Destaco dois desafios: por um lado, o dever de sigilo profissional, associado a obrigações de privacidade dos dados de clientes e terceiros. Identifico-o como um desafio na medida em que exige uma especial atenção ao nível da partilha de documentos e de pesquisas feitas nas diferentes ferramentas disponíveis no mercado. Não podemos permitir que, no futuro, contratos, sentenças ou quaisquer outros documentos sejam expostos na web, seja ela em clearnet, em dark web ou em deep web, e que a responsabilidade por essa “fuga de informação” recaia sobre os advogados. Por outro, é imprescindível que as ferramentas de IA sejam uma ferramenta de suporte, nomeadamente para efeitos de pesquisa e otimização de tarefas que podem efetivamente ser automatizadas, mas nunca que substituam a análise e validação humana feita por advogados. Os nossos clientes têm que saber que não é o mesmo recorrer a uma ferramenta de IA ou a um advogado e que só o advogado pode garantir um trabalho customizado, de excelência e não automatizado.

Na SPS Advogados, como se preparam para esta nova realidade legislativa, sendo o Direito uma área que acompanha a vida e evolui com ela?

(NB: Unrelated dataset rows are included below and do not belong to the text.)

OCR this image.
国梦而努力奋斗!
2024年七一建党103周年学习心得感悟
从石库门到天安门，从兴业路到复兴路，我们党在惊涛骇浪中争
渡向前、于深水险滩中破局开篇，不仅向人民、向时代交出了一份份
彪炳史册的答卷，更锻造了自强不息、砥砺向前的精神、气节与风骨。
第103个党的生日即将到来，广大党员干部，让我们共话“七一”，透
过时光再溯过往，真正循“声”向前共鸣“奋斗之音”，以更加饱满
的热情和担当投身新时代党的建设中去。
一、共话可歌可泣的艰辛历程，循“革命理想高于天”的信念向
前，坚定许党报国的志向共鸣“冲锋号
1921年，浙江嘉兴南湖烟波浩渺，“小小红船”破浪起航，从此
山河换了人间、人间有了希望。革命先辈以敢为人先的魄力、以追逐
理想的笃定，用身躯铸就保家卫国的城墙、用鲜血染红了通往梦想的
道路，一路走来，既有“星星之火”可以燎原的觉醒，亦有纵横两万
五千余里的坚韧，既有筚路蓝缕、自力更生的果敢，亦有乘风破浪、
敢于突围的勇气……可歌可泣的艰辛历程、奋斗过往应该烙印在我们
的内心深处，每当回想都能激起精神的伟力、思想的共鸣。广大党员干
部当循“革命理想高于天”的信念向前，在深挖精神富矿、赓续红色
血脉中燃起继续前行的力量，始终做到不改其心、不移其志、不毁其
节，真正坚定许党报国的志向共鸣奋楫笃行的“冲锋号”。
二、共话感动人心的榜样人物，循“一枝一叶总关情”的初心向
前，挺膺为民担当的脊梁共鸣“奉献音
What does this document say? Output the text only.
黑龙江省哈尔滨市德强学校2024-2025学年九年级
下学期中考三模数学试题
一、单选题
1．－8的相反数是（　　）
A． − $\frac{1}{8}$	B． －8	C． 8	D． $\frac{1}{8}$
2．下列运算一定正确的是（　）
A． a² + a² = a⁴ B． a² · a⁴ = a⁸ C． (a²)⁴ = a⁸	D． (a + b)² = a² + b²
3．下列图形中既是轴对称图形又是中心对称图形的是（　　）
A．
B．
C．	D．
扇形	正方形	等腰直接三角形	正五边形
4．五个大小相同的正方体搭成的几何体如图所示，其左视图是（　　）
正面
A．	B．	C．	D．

Desde sempre que, na SPS, acreditámos que a tecnologia e inovação ao serviço da advocacia trazem um valor acrescentado. Há mais de 15 anos disponibilizámos uma plataforma online para que os clientes consultem os seus processos e desde 2020 trabalhamos em ambiente totalmente digital, sem papel. O mesmo se passa no que respeita à IA, que acreditamos que nos ajuda a otimizar processos internos e a melhorar a eficiência dos advogados. Com isso podemos libertar tempo para o trabalho em que, efetivamente, releva o nosso know-how e experiência. Indiretamente, também os clientes ganham com esta aposta já que, para determinados tipos de serviços, estamos em condições de oferecer soluções mais rápidas e competitivas. Temos por isso investido na
aquisição e customização de ferramentas de IA e continuaremos a investir numa cultura de inovação e na tecnologia, em especial em soluções de IA, já que consideramos que, com recurso às mesmas, prestaremos um serviço mais rentável e de maior excelência.